Così Claudio Stefanazzi, deputato pugliese del Partito Democratico.
“Il caos organizzativo creato dal ministro Sangiuliano sta bloccando gli investimenti previsti nel Pnrr Cultura”. Così la capogruppo democratica nella Commissione Cultura della Camera, Irene Manzi che sottolinea come “i dati della Relazione presentata trionfalmente dal ministro Fitto destano molte preoccupazioni sull’operato del ministero della cultura che, va sottolineato, si trova nel mezzo di una profonda riorganizzazione che sta mettendo in discussione anche l’ordinaria amministrazione. E non è un caso che il Mic abbia sinora rendicontato solo il 3,4% dei 4,4 miliardi previsti dal Pnrr. Con alcuni interventi del tutto bloccati come gli zero euro spesi sui venti milioni previsti per le competenze digitali del personale, a meno di due anni dal termine del programma di interventi. Il Ministero sta viaggiando con il freno a mano tirato a causa della caotica gestione del ministro Sangiuliano attento solo a tagliare nastri, ad appropriarsi di interventi ereditati dalla precedente gestione e a cercare consenso e posizionamenti politici in vista delle prossime elezioni regionali in Campania. Perdere l’occasione del Recovery sarebbe veramente una grave responsabilità. Avevamo avvertito il ministro dei rischi a cui andava incontro nell’avviare una profonda riorganizzazione nel mezzo dell’attuazione del Pnrr – conclude Manzi - ma non ha voluto ascoltarci”.

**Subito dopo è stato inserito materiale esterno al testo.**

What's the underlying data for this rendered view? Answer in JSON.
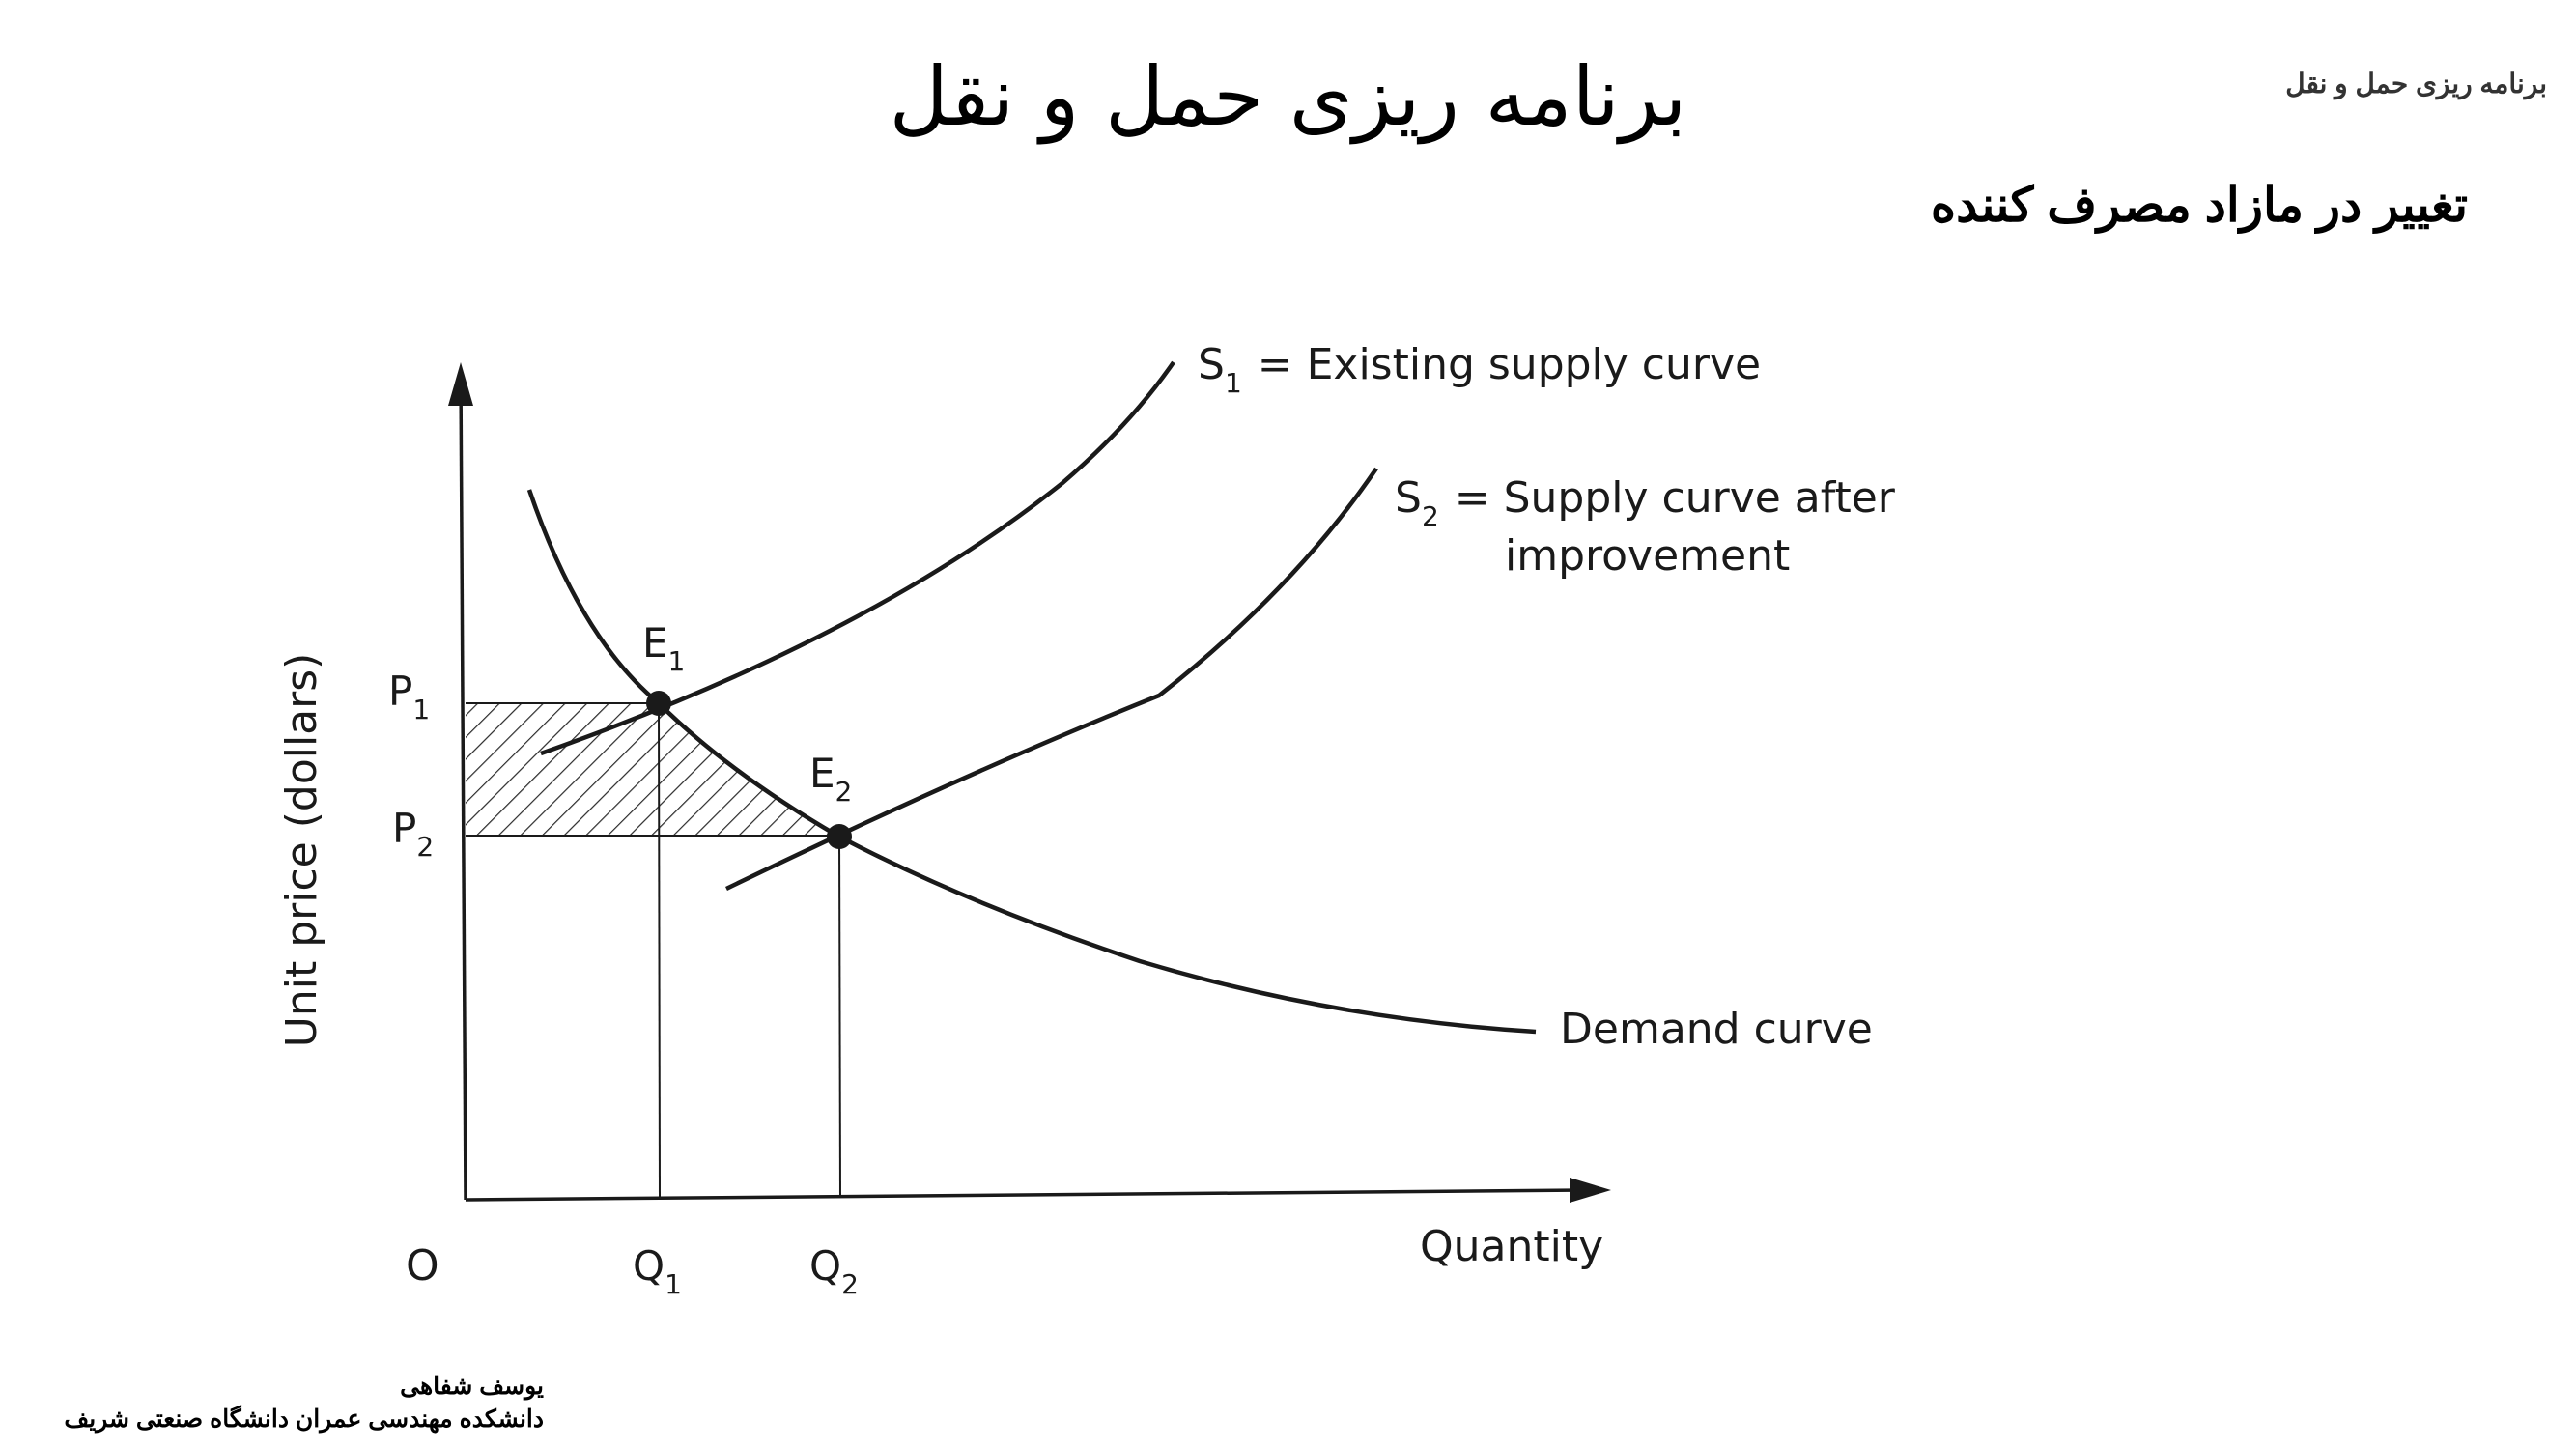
{
  "slide": {
    "title": "برنامه ریزی حمل و نقل",
    "header_note": "برنامه ریزی حمل و نقل",
    "subtitle": "تغییر در مازاد مصرف کننده"
  },
  "footer": {
    "author": "یوسف شفاهی",
    "affiliation": "دانشکده مهندسی عمران  دانشگاه صنعتی شریف"
  },
  "diagram": {
    "y_axis_label": "Unit price (dollars)",
    "x_axis_label": "Quantity",
    "origin_label": "O",
    "curves": {
      "s1_label": "= Existing supply curve",
      "s2_label_line1": "= Supply curve after",
      "s2_label_line2": "improvement",
      "demand_label": "Demand curve"
    },
    "points": {
      "e1": "E",
      "e2": "E",
      "p1": "P",
      "p2": "P",
      "q1": "Q",
      "q2": "Q",
      "s1": "S",
      "s2": "S"
    },
    "subscripts": {
      "one": "1",
      "two": "2"
    },
    "line_color": "#1a1a1a",
    "shade_color": "#2a2a2a"
  }
}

“Un governo totalmente allo sbando nella gestione del Pnrr. Quello che accade ogni giorno, oltre alle notizie che leggiamo e ai dati riportati da fonti accreditate, certificano il fallimento di una destra che continua a fare solo propaganda mentre la realtà parla di ritardi, buchi e continui rinvii. Come quello di un nuovo decreto annunciato da settimane per accelerare la spesa delle risorse del Piano, che non riesce a vedere la luce per incapacità e tensioni interne alla maggioranza. Per colpa del Governo, l’Italia rischia di non riuscire ad attuare progetti già previsti per migliorare servizi essenziali come istruzione, sanità, trasporti, riqualificazione urbana. Sono mesi che i comuni e gli enti locali attendono risposte precise ad esempio sui 10 miliardi cancellati dall'ultima rimodulazione del Pnrr per interventi fondamentali per le nostre comunità. Abbiamo chiesto come Partito democratico più volte al ministro Fitto di riferire ed informare il Parlamento sullo stato attuale reale dell’attuazione del Pnrr ma non abbiamo avuto nessuna risposta. Una mancanza di rispetto totale nei confronti dei cittadini e del Parlamento. Non sono risorse della destra, sono risorse del Paese”. Così il capogruppo democratico nella commissione affari europei della Camera, Piero De Luca.